I found a delicious recipe from Buns in My Oven on Pinterest recently for a Summer Squash Gratin.  By definition “au gratin” is a dish sprinkled with bread crumbs or cheese, or both and then browned.  Mother used to make au gratin potatoes and scalloped potatoes.  I think these are a combination of those two comfort dishes.

I pinned the recipe here to my Pinterest vegetable board.  I added my own twist by including sweet potatoes and slightly more heavy cream for the added vegetable.

One of my favorite kitchen items, are these white, porcelain baking dishes from Sur la Table (they are on sale right now).  I have six different sizes from half to six quart and they nest together perfectly in the cabinet. White dishware is the perfect way to showcase your creations because the food is the star!


1 medium zucchini
1 medium yellow squash
1 medium potato
1 medium sweet potato (I added this)
1/2 cup heavy cream (I increased it to one cup since I added the sweet potato)

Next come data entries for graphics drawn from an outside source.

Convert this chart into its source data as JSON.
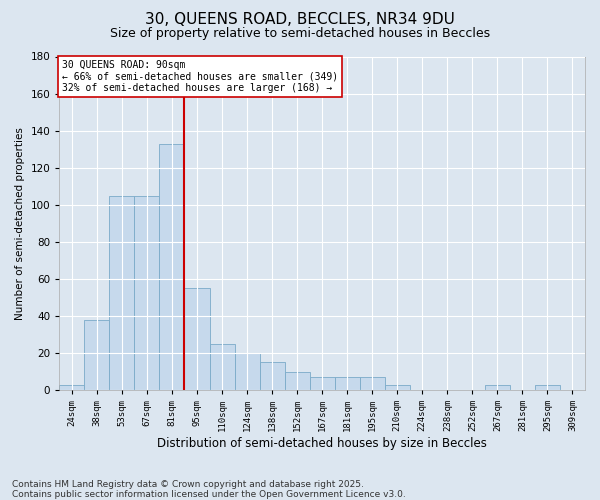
{
  "title": "30, QUEENS ROAD, BECCLES, NR34 9DU",
  "subtitle": "Size of property relative to semi-detached houses in Beccles",
  "xlabel": "Distribution of semi-detached houses by size in Beccles",
  "ylabel": "Number of semi-detached properties",
  "categories": [
    "24sqm",
    "38sqm",
    "53sqm",
    "67sqm",
    "81sqm",
    "95sqm",
    "110sqm",
    "124sqm",
    "138sqm",
    "152sqm",
    "167sqm",
    "181sqm",
    "195sqm",
    "210sqm",
    "224sqm",
    "238sqm",
    "252sqm",
    "267sqm",
    "281sqm",
    "295sqm",
    "309sqm"
  ],
  "values": [
    3,
    38,
    105,
    105,
    133,
    55,
    25,
    20,
    15,
    10,
    7,
    7,
    7,
    3,
    0,
    0,
    0,
    3,
    0,
    3,
    0
  ],
  "bar_color": "#c6d9ec",
  "bar_edge_color": "#7aaac8",
  "vline_color": "#cc0000",
  "annotation_text": "30 QUEENS ROAD: 90sqm\n← 66% of semi-detached houses are smaller (349)\n32% of semi-detached houses are larger (168) →",
  "annotation_box_color": "#ffffff",
  "annotation_box_edge": "#cc0000",
  "ylim": [
    0,
    180
  ],
  "yticks": [
    0,
    20,
    40,
    60,
    80,
    100,
    120,
    140,
    160,
    180
  ],
  "footer": "Contains HM Land Registry data © Crown copyright and database right 2025.\nContains public sector information licensed under the Open Government Licence v3.0.",
  "background_color": "#dce6f0",
  "plot_background": "#dce6f0",
  "title_fontsize": 11,
  "subtitle_fontsize": 9,
  "footer_fontsize": 6.5,
  "vline_pos": 4.5
}
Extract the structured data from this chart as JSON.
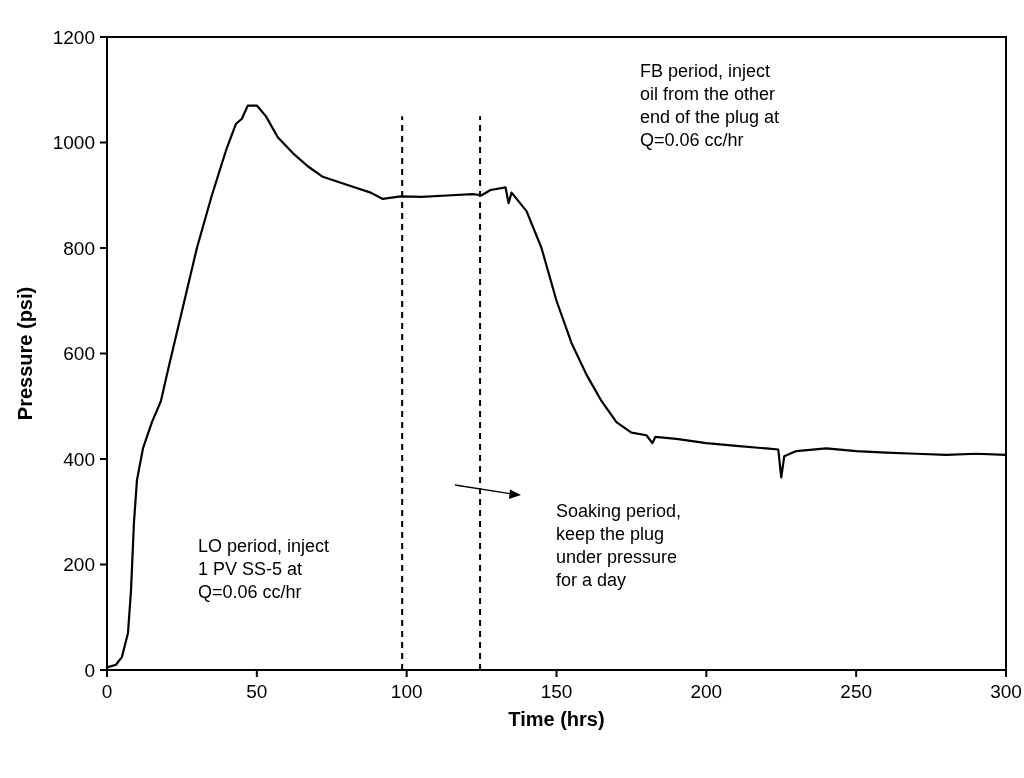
{
  "chart_data": {
    "type": "line",
    "xlabel": "Time (hrs)",
    "ylabel": "Pressure (psi)",
    "xlim": [
      0,
      300
    ],
    "ylim": [
      0,
      1200
    ],
    "xticks": [
      0,
      50,
      100,
      150,
      200,
      250,
      300
    ],
    "yticks": [
      0,
      200,
      400,
      600,
      800,
      1000,
      1200
    ],
    "grid": false,
    "marker": "none",
    "line_style": "solid",
    "series": [
      {
        "color": "#000000",
        "x": [
          0,
          3,
          5,
          7,
          8,
          9,
          10,
          12,
          15,
          18,
          20,
          25,
          30,
          35,
          40,
          43,
          45,
          47,
          50,
          53,
          57,
          62,
          67,
          72,
          80,
          88,
          92,
          98,
          105,
          115,
          122,
          125,
          128,
          133,
          134,
          135,
          140,
          145,
          150,
          155,
          160,
          165,
          170,
          175,
          180,
          182,
          183,
          190,
          200,
          210,
          220,
          224,
          225,
          226,
          230,
          240,
          250,
          260,
          270,
          280,
          290,
          300
        ],
        "values": [
          5,
          10,
          25,
          70,
          150,
          280,
          360,
          420,
          470,
          510,
          560,
          680,
          800,
          900,
          990,
          1035,
          1045,
          1070,
          1070,
          1050,
          1010,
          980,
          955,
          935,
          920,
          905,
          893,
          898,
          897,
          900,
          902,
          900,
          910,
          915,
          885,
          905,
          870,
          800,
          700,
          620,
          560,
          510,
          470,
          450,
          445,
          430,
          442,
          438,
          430,
          425,
          420,
          418,
          365,
          405,
          415,
          420,
          415,
          412,
          410,
          408,
          410,
          408
        ]
      }
    ],
    "ref_lines": [
      {
        "axis": "x",
        "value": 98.5,
        "line_style": "dashed",
        "color": "#000000"
      },
      {
        "axis": "x",
        "value": 124.5,
        "line_style": "dashed",
        "color": "#000000"
      }
    ],
    "annotations": [
      "LO period, inject\n1 PV SS-5 at\nQ=0.06 cc/hr",
      "Soaking period,\nkeep the plug\nunder pressure\nfor a day",
      "FB period, inject\noil from the other\nend of the plug at\nQ=0.06 cc/hr"
    ]
  }
}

4 ounces extra sharp white cheddar, grated (I used an entire package of Cracker Barrel)
Salt and pepper, to taste
Preheat the oven to 425 degrees. Slice the zucchini and yellow squash to between 1/4 and 1/8 inch thick. Slice the potato into paper thin slices (I used a mandolin – be very careful).

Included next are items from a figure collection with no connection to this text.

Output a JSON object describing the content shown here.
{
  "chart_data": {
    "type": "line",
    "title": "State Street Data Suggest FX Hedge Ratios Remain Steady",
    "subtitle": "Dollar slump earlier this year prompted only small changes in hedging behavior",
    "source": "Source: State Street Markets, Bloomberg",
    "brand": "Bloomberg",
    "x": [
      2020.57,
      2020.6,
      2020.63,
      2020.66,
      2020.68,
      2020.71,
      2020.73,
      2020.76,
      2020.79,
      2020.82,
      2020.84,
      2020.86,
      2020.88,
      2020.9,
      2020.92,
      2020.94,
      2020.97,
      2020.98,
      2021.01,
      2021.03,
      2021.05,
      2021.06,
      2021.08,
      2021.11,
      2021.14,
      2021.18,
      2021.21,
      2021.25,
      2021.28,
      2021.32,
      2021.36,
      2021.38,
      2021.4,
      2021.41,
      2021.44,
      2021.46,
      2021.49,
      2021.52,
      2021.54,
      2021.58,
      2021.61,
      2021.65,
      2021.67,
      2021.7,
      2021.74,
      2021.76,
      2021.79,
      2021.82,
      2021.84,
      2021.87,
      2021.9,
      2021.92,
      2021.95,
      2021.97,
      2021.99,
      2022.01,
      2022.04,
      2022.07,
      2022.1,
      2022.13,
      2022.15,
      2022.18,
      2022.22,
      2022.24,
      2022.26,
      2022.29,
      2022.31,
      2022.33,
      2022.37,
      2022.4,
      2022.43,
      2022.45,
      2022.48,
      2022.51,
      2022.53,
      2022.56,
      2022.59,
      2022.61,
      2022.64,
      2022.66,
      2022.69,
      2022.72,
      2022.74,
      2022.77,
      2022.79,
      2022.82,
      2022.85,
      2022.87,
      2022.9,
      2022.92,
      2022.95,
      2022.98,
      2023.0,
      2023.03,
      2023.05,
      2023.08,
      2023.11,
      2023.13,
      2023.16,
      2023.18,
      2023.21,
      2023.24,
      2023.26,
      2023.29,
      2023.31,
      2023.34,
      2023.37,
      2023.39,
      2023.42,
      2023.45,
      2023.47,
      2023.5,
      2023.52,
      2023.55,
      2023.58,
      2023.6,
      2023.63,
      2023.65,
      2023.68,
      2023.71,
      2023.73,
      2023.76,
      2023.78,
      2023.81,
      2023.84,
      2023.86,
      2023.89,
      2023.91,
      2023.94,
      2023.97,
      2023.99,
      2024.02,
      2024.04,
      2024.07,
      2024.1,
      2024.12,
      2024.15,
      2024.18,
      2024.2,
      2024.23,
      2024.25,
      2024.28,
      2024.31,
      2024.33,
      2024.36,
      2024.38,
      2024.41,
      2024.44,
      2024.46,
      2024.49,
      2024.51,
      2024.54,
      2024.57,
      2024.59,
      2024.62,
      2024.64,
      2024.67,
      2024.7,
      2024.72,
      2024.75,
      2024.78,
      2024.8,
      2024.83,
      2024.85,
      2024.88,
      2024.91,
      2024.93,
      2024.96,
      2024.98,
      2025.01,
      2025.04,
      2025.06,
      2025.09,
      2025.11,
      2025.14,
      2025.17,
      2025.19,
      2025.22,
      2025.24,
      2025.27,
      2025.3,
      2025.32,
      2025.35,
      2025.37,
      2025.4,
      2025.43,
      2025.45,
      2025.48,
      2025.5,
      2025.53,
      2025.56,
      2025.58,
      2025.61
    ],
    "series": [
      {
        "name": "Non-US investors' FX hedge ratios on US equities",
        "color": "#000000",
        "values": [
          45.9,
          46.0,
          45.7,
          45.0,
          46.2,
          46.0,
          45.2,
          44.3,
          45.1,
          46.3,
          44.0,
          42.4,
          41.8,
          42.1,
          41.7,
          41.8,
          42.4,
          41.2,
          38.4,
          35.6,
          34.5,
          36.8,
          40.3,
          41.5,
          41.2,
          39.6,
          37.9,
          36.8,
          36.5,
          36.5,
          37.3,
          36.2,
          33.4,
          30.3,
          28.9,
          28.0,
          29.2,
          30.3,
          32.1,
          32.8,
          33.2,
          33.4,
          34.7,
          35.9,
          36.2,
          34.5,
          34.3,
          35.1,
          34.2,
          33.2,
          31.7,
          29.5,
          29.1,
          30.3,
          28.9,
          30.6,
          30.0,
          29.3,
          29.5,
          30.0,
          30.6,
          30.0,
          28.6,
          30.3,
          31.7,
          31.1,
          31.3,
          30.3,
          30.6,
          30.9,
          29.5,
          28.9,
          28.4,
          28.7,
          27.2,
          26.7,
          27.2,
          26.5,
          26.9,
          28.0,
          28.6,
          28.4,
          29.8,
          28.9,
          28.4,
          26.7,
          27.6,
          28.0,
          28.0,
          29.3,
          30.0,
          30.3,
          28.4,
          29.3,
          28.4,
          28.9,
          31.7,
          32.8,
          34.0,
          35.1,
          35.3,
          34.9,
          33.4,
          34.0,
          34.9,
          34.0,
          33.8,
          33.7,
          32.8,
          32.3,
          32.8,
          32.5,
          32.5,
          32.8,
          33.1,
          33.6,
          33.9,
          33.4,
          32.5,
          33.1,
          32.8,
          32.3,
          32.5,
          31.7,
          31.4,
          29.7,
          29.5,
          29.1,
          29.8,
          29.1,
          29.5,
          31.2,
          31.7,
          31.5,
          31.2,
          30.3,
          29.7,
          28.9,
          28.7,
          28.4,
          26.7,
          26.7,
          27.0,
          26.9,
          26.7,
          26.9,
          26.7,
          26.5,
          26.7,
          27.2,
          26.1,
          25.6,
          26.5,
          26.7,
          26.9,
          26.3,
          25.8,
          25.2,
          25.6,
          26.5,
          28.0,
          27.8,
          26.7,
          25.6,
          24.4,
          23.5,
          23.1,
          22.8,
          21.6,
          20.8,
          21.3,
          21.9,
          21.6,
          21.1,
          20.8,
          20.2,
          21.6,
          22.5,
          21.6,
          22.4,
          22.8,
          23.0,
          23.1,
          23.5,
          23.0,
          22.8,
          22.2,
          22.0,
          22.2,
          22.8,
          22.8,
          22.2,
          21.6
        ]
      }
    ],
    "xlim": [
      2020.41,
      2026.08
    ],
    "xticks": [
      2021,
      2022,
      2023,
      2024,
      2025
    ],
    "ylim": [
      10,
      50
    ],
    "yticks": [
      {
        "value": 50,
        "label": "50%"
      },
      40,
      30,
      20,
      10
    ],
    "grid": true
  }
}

Place all the sliced vegetables into a bowl and toss to mix them up (I didn’t do this, I just layered them one variety at a time)
Place a single layer of mixed vegetables in the bottom of a buttered 2 quart baking dish.  Sprinkle with salt and pepper. Sprinkle on 1/3 of the cheese.
Repeat the layers twice more and pour the heavy cream over the top.
Cover the dish in foil and bake for 25 minutes. Remove the foil and bake for another 15 minutes.
I served it with grilled salmon and it was perfect.  And Miss Bee enjoyed it, too!